Several things come to mind, and a lot of them have to do with behavioral health services:
- I think we will see more focus on accomplishing meaningful integration on impacts of physical health on behavioral health (and vice versa). Think about what we are seeing in some efforts in duals programs now.
- There will also be an increased focus on outcomes for treatment of substance abuse disorders. As death rates increase, we will see more focus on what to do about this. Restricting supply by itself doesn’t fix the problem. You may just be pushing the problem to a place you don't see it anymore. The annual death rate from opioids is already shocking, and its expected to be at the same level for the next 10 years based on an article I read recently. Along these lines there are groups like the Shatterproof Coalition. This is a group founded by wealthy person whose son died of overdose after many attempts at rehab. Their mission is to work with payers to create evidence-based models for substance abuse treatment. All of this is part of a discussion about belief-based programs vs. evidence-based-medicine. We’ve had the former in things like AA and NA for decades. While it works for a lot of people, it also doesn’t work for a lot of other people. Other models are untested in terms of evidence, too. There is no evidence that 28-day rehab works. The main idea of this coalition is to create evidence that helps payers to implement different models. Getting 40 big payers to change provider behavior is easier than getting 10,000 providers to change.

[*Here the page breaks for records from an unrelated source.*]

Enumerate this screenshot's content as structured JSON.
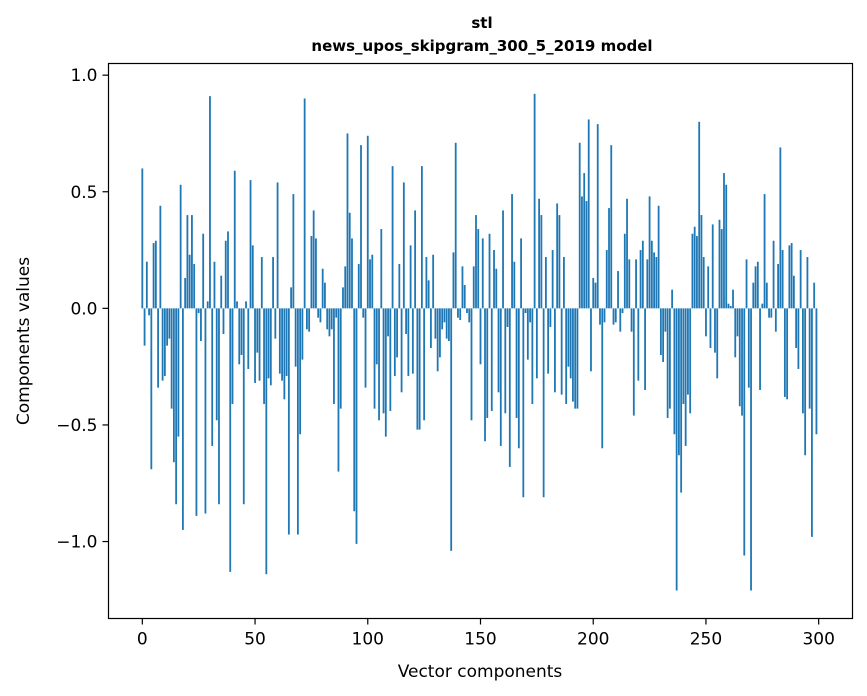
{
  "chart_data": {
    "type": "bar",
    "title_line1": "stl",
    "title_line2": "news_upos_skipgram_300_5_2019 model",
    "xlabel": "Vector components",
    "ylabel": "Components values",
    "xlim": [
      -15,
      315
    ],
    "ylim": [
      -1.33,
      1.05
    ],
    "xticks": [
      0,
      50,
      100,
      150,
      200,
      250,
      300
    ],
    "xtick_labels": [
      "0",
      "50",
      "100",
      "150",
      "200",
      "250",
      "300"
    ],
    "yticks": [
      1.0,
      0.5,
      0.0,
      -0.5,
      -1.0
    ],
    "ytick_labels": [
      "1.0",
      "0.5",
      "0.0",
      "−0.5",
      "−1.0"
    ],
    "bar_color": "#1f77b4",
    "values": [
      0.6,
      -0.16,
      0.2,
      -0.03,
      -0.69,
      0.28,
      0.29,
      -0.34,
      0.44,
      -0.31,
      -0.29,
      -0.16,
      -0.13,
      -0.43,
      -0.66,
      -0.84,
      -0.55,
      0.53,
      -0.95,
      0.13,
      0.4,
      0.23,
      0.4,
      0.19,
      -0.89,
      -0.02,
      -0.14,
      0.32,
      -0.88,
      0.03,
      0.91,
      -0.59,
      0.2,
      -0.48,
      -0.84,
      0.14,
      -0.11,
      0.29,
      0.33,
      -1.13,
      -0.41,
      0.59,
      0.03,
      -0.24,
      -0.2,
      -0.84,
      0.03,
      -0.26,
      0.55,
      0.27,
      -0.32,
      -0.19,
      -0.31,
      0.22,
      -0.41,
      -1.14,
      -0.3,
      -0.33,
      0.22,
      -0.13,
      0.54,
      -0.28,
      -0.31,
      -0.39,
      -0.29,
      -0.97,
      0.09,
      0.49,
      -0.25,
      -0.97,
      -0.54,
      -0.22,
      0.9,
      -0.09,
      -0.1,
      0.31,
      0.42,
      0.3,
      -0.04,
      -0.06,
      0.17,
      0.11,
      -0.09,
      -0.12,
      -0.09,
      -0.41,
      -0.04,
      -0.7,
      -0.43,
      0.09,
      0.18,
      0.75,
      0.41,
      0.3,
      -0.87,
      -1.01,
      0.19,
      0.7,
      -0.04,
      -0.34,
      0.74,
      0.21,
      0.23,
      -0.43,
      -0.24,
      -0.48,
      0.34,
      -0.45,
      -0.55,
      -0.12,
      -0.44,
      0.61,
      -0.29,
      -0.21,
      0.19,
      -0.36,
      0.54,
      -0.11,
      -0.29,
      0.27,
      -0.28,
      0.42,
      -0.52,
      -0.52,
      0.61,
      -0.48,
      0.22,
      0.12,
      -0.17,
      0.23,
      -0.13,
      -0.27,
      -0.21,
      -0.09,
      -0.06,
      -0.13,
      -0.14,
      -1.04,
      0.24,
      0.71,
      -0.04,
      -0.05,
      0.18,
      0.1,
      -0.02,
      -0.06,
      -0.48,
      0.18,
      0.4,
      0.34,
      -0.24,
      0.3,
      -0.57,
      -0.47,
      0.32,
      -0.44,
      0.25,
      0.17,
      -0.36,
      -0.59,
      0.42,
      -0.45,
      -0.08,
      -0.68,
      0.49,
      0.2,
      -0.47,
      -0.6,
      0.3,
      -0.81,
      -0.02,
      -0.22,
      -0.06,
      -0.41,
      0.92,
      -0.3,
      0.47,
      0.4,
      -0.81,
      0.22,
      -0.28,
      -0.08,
      0.25,
      -0.36,
      0.45,
      0.4,
      -0.37,
      0.22,
      -0.41,
      -0.25,
      -0.3,
      -0.4,
      -0.43,
      -0.43,
      0.71,
      0.48,
      0.58,
      0.46,
      0.81,
      -0.27,
      0.13,
      0.11,
      0.79,
      -0.07,
      -0.6,
      -0.06,
      0.25,
      0.43,
      0.7,
      -0.07,
      -0.06,
      0.16,
      -0.1,
      -0.02,
      0.32,
      0.47,
      0.21,
      -0.1,
      -0.46,
      0.21,
      -0.31,
      0.25,
      0.29,
      -0.35,
      0.21,
      0.48,
      0.29,
      0.24,
      0.22,
      0.44,
      -0.2,
      -0.23,
      -0.1,
      -0.47,
      -0.43,
      0.08,
      -0.54,
      -1.21,
      -0.63,
      -0.79,
      -0.41,
      -0.59,
      -0.37,
      -0.45,
      0.32,
      0.35,
      0.31,
      0.8,
      0.4,
      0.22,
      -0.12,
      0.18,
      -0.17,
      0.36,
      -0.19,
      -0.3,
      0.38,
      0.34,
      0.58,
      0.53,
      0.02,
      0.01,
      0.08,
      -0.21,
      -0.12,
      -0.42,
      -0.46,
      -1.06,
      0.21,
      -0.34,
      -1.21,
      0.11,
      0.18,
      0.2,
      -0.35,
      0.02,
      0.49,
      0.11,
      -0.04,
      -0.04,
      0.29,
      -0.1,
      0.19,
      0.69,
      0.25,
      -0.38,
      -0.39,
      0.27,
      0.28,
      0.14,
      -0.17,
      -0.26,
      0.25,
      -0.45,
      -0.63,
      0.22,
      -0.43,
      -0.98,
      0.11,
      -0.54
    ]
  }
}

- I think we will also see new focus on the impacts of value-based care. Where it take us by focusing on paying for success is a worry. One of the unintended consequences in pay for performance is taking only easier people. How do we account for this? What if people are treatment resistant, or not motivated to change? How do we account for those people that won’t be welcomed in value-based payment models by providers who want to shed risk?
Q3: What advice would you give to your peers about managing vendor partner relationships?
- The first thing is to ask potential vendors is what peer reviewed evidence they have to support that what they are proposing is effective or what the impact is. What you normally get is carefully cultivated samples that are more like published commercials vs. evidence-based medicine. Vendors will pick and choose from successes and put those as their pitch. Don't rely only on the vendor to tell you the great stuff.
- Be careful to quantify expected outcomes for what cost. Avoid a strategy to just try things and see what happens. You want clear, quantified goals like “reducing ED visits for CHF by 20%.” You also want to have a structured period of study and agree at the beginning what the goals and study methods are.
- Explore vendor arrangements where they share some risk as part of the arrangement. Value-based payment models can apply to vendors, too. What’s the consequence if we don't achieve expected results? You don’t want to leave room for finger pointing at the end. You want to make the rules clear at beginning, so you don't argue over what went wrong.
I’ll give a somewhat hypothetical example to help illustrate all this:
We were in discussions with a care management vendor for help with high risk patients in Pennsylvania. This particular vendor had had success in other sectors.
We were able to talk with other MCOs who had worked with them. We learned the vendor was good at ABC, didn’t know what D was, and E-G was a complete revelation to them. They had no experience with patients with SMI. Turns out their success was very specific elderly ladies with early stage dementia who lived in independent living.
All the details are twisted up a bit to be discrete about who the vendor was, but you get the idea.
The moral of that story is to talk to your colleagues in other MCOs. Groups like ACAP are good for those discussions, because you’re not really in a group of competing MCOs.